On leur réclamait 3.000 € d'amendes pour une voiture vendue. Le non-changement de carte grise a fait vivre un calvaire à une famille de Rosporden. L'affaire était évoquée hier devant le tribunal de police de Quimper.
Vers la fin du cauchemar. Hier matin à l'entrée du tribunal de Créac'h-Gwen, Sylvie et Erwann Di Benedetto étaient partagés entre stress et soulagement. Voila 18 mois que cette famille de Rosporden reçoit des contraventions concernant un véhicule vendu en octobre2009. Cette cession leur a rapporté 600€, le quart de ce que leur réclamait l'État pour une quinzaine de procédures, majoritairement des excès de vitesse.
Prise de conscience à l'audience
Des infractions commises par la nouvelle propriétaire de la Renault 19. Elle n'a jamais effectué le changement de carte grise. «J'avais été auditionnée par les gendarmes, je croyais que c'était eux qui s'en chargeaient», a-t-elle déclaré devant le tribunal de police. Ce n'est qu'hier, à l'audience, qu'elle semble avoir pris conscience des conséquences de son omission. Une démarche administrative ignorée et c'est toute la vie d'une famille qui se trouve ébranlée. En quelques mois, les majorations de PV et autres courriers recommandés se sont accumulés au domicile des Di Benedetto.

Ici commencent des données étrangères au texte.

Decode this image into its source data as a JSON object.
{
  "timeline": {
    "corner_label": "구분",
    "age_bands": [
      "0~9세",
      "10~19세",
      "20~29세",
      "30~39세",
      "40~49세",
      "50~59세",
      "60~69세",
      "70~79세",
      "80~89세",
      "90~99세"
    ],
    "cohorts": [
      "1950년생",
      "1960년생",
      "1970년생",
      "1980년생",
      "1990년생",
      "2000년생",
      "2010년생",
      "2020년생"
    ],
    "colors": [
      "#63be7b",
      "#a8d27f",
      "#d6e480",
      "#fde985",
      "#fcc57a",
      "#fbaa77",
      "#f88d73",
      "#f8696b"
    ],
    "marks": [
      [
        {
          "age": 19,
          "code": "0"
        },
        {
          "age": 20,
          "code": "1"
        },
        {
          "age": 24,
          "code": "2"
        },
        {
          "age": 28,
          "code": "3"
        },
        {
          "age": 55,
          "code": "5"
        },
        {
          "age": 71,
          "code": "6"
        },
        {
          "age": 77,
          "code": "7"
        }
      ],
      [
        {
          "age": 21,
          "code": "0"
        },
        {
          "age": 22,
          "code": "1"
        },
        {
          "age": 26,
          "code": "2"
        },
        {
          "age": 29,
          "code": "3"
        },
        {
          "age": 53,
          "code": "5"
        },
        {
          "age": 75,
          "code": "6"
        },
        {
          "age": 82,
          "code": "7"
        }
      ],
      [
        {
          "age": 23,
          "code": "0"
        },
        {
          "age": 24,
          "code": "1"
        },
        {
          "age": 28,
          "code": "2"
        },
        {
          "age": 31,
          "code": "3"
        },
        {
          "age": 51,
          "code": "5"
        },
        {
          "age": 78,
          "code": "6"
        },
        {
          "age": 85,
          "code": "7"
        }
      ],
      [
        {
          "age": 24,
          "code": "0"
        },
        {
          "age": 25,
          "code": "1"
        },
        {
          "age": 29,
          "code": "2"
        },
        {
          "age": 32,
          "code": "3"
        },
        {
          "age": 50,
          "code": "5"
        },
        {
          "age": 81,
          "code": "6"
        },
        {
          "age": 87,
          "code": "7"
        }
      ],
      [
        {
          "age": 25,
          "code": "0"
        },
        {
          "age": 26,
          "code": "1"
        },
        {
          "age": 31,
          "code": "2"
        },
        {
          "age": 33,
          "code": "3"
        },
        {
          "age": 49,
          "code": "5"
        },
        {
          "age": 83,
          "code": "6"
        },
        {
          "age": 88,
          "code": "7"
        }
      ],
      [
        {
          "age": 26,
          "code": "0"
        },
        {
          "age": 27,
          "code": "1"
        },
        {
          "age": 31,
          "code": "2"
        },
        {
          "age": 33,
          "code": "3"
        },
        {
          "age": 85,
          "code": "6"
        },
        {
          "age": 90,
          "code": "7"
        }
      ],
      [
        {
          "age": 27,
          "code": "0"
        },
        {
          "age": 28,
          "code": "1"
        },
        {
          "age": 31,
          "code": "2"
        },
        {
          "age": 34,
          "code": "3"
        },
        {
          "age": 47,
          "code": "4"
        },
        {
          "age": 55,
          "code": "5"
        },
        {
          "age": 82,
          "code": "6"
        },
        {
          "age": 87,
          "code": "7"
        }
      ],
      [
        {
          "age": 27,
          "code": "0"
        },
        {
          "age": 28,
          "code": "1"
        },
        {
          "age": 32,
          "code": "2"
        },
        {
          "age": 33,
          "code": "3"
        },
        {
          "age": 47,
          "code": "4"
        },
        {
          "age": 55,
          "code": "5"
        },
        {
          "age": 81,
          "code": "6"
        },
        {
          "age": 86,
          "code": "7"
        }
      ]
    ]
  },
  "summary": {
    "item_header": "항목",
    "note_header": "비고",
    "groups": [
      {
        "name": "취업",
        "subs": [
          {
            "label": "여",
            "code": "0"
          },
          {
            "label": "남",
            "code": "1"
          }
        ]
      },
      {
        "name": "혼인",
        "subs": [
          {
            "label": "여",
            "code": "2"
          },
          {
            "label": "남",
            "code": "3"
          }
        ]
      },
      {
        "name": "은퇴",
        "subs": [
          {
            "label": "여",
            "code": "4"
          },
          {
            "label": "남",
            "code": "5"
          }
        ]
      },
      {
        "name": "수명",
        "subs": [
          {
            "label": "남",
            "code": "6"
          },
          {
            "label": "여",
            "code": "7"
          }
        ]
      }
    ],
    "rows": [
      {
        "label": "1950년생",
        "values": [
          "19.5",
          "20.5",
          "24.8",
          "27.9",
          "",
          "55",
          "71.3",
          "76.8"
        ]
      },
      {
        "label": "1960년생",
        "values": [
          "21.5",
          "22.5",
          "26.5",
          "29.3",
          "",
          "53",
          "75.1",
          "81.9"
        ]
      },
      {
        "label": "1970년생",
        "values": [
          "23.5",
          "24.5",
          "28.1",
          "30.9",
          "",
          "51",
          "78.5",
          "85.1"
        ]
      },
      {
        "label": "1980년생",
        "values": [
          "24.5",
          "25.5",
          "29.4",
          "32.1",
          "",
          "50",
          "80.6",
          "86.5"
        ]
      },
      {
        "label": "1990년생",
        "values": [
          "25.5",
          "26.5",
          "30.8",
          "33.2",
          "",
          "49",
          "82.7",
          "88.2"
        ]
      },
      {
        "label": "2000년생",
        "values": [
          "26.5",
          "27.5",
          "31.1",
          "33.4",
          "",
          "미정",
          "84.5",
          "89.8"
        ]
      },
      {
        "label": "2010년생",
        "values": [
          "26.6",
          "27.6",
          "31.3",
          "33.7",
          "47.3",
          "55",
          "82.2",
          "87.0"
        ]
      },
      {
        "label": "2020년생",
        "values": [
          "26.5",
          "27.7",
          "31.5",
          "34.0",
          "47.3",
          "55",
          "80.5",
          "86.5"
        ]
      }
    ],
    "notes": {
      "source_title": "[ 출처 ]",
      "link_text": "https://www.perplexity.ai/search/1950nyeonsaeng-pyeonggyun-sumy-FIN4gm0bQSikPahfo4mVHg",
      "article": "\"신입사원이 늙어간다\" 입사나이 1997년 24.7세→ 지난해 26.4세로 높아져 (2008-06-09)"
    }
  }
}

La machine administrative restait sourde
De bonne foi, ils ont répondu qu'ils n'étaient plus les propriétaires du véhicule contrevenant. Des explications inaudibles pour la machine administrative en marche. Les recours auprès du centre automatisé de traitement des PV, à Rennes, ont été balayés. «Payez sinon on vous envoie l'huissier», leur répondait-on au téléphone. Les interventions de tiers n'ont pas eu plus de succès. Le maire délégué de Kernével s'est ainsi fait raccrocher au nez. «On se croyait dans un mauvais film de science-fiction, avec des clones», décrit Laëtitia Debuyser. Dans sa plaidoirie, l'avocate des Rospordinois a fustigé «les automates» de ce système qui appliquent les règles sans s'embarrasser d'explications. Des reproches également adressés aux parlementaires: «Nous sommes dans un vide juridique, un député avait tout de même pointé ce genre de problème dès 2007». Il faudra plus d'un an avant que les Di Benedetto ne reçoivent enfin un courrier les exonérant des amendes.
Famille fragilisée
L'ardoise a été effacée mais d'autres traces, indélébiles, demeurent. Celles du traumatisme causé à l'ensemble de la famille. Sylvie Di Benedetto, dont la santé a été fragilisée par cette affaire, garde en tête l'image de son fils aîné, en pleurs devant le réfrigérateur vide. Le garçon de 9 ans était persuadé qu'un huissier avait tout emporté alors que sa mère n'avait tout simplement pas encore fait le marché hebdomadaire. Cet épisode, comme les peurs d'ouvrir la boîte aux lettres ou de répondre au téléphone, ont alimenté un préjudice moral au titre duquel l'avocate du couple a réclamé 5.000 € de dommages et intérêts. Se prononçant uniquement sur la contravention résultant du non-changement de carte grise, le représentant du ministère public a requis une amende de 300 €. Le délibéré sera rendu le 9 septembre.